During an interview that primarily covered Obama’s foreign policy in the Middle East, correspondent Steve Kroft was combative with Obama, repeatedly asking questions about his strategy on Syria and ISIS and the administration’s response to Russian President Vladimir Putin’s recent military maneuvers.
Kroft interrupted the President multiple times to challenge his answers, which seemed to genuinely perturb Obama.
One of the more interesting exchanges occurred when Kroft told Obama that Putin “seems to be challenging [Obama’s] leadership.”
Obama tried to make the case that Putin’s actions come from a source of weakness, rather than strength. Kroft quickly disagreed.
“He’s challenging your leadership, Mr. President. He’s challenging your leadership,” Kroft repeated.
Obama cut him off to give his definition of leadership.
“My definition of leadership would be leading on climate change, an international accord that potentially we’ll get in Paris,” Obama said. “My definition of leadership is mobilizing the entire world community to make sure that Iran doesn’t get a nuclear weapon.”
Perhaps the most contentious part of the interview was an exchange regarding the program in Syria to train and equip 5,000 moderate Syrian rebels. The Obama administration officially abandoned the program last week after months of setbacks. By the end, according to a top US general, only “four or five” US-trained rebels were amid the fight in Syria.
Kroft called the program an “embarrassment”:
Steve Kroft: I want to talk about the– this program, because it would seem to show, I mean, if you expect 5,000 and you get five, it shows that somebody someplace along the line did not– made– you know, some sort of a serious miscalculation.
President Barack Obama: You know, the– the– Steve, let me just say this.
Steve Kroft: It’s an embarrassment.
President Barack Obama: Look, there’s no doubt that it did not work. And, one of the challenges that I’ve had throughout this heartbreaking situation inside of Syria is, is that– you’ll have people insist that, you know, all you have to do is send in a few– you know, truckloads full of arms and people are ready to fight. And then, when you start a train-and-equip program and it doesn’t work, then people say, “Well, why didn’t it work?” Or, “If it had just started three months earlier it would’ve worked.”
Steve Kroft: But you said yourself you never believed in this.

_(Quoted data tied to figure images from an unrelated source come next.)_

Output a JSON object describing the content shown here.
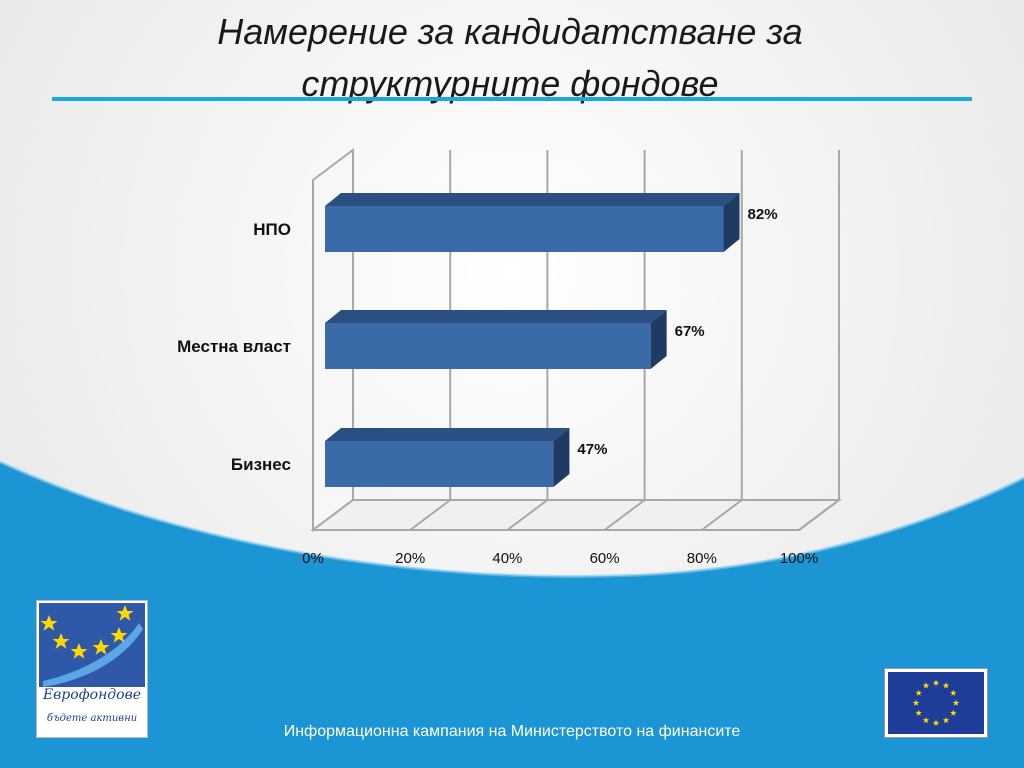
{
  "slide": {
    "title_line1": "Намерение за кандидатстване за",
    "title_line2": "структурните фондове",
    "footer": "Информационна кампания на Министерството на финансите"
  },
  "logo": {
    "name": "Еврофондове",
    "slogan": "бъдете активни"
  },
  "colors": {
    "accent_line": "#1aa8e0",
    "bar_front": "#3a6aa8",
    "bar_top": "#2c4f82",
    "bar_side": "#1f3b63",
    "wave_blue": "#1b95d3",
    "eu_blue": "#1d3d99",
    "eu_star": "#ffdd00"
  },
  "chart_data": {
    "type": "bar",
    "orientation": "horizontal",
    "style": "3d",
    "categories": [
      "НПО",
      "Местна власт",
      "Бизнес"
    ],
    "values": [
      82,
      67,
      47
    ],
    "value_labels": [
      "82%",
      "67%",
      "47%"
    ],
    "xlim": [
      0,
      100
    ],
    "x_ticks": [
      0,
      20,
      40,
      60,
      80,
      100
    ],
    "x_tick_labels": [
      "0%",
      "20%",
      "40%",
      "60%",
      "80%",
      "100%"
    ],
    "grid": true,
    "legend": "none"
  }
}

President Barack Obama: Well– but Steve, what I have also said is, is that surprisingly enough it turns out that in a situation that is as volatile and with as many players as there are inside of Syria, there aren’t any silver bullets. And this is precisely why I’ve been very clear that America’s priorities has to be number one, keeping the American people safe. Number two, we are prepared to work both diplomatically and where we can to support moderate opposition that can help convince the Russians and Iranians to put pressure on Assad for a transition. But that what we are not going to do is to try to reinsert ourselves in a military campaign inside of Syria. Let’s take the situation in Afghanistan, which I suspect you’ll ask about. But I wanted to use this as an example.
Steve Kroft: All right. I feel like I’m being filibustered, Mr. President.
President Barack Obama: No, no, no, no, no. Steve, I think if you want to roll back the tape, you’ve been giving me long questions and statements, and now I’m responding to ’em. So let’s– so– if you ask me big, open-ended questions, expect big, open-ended answers.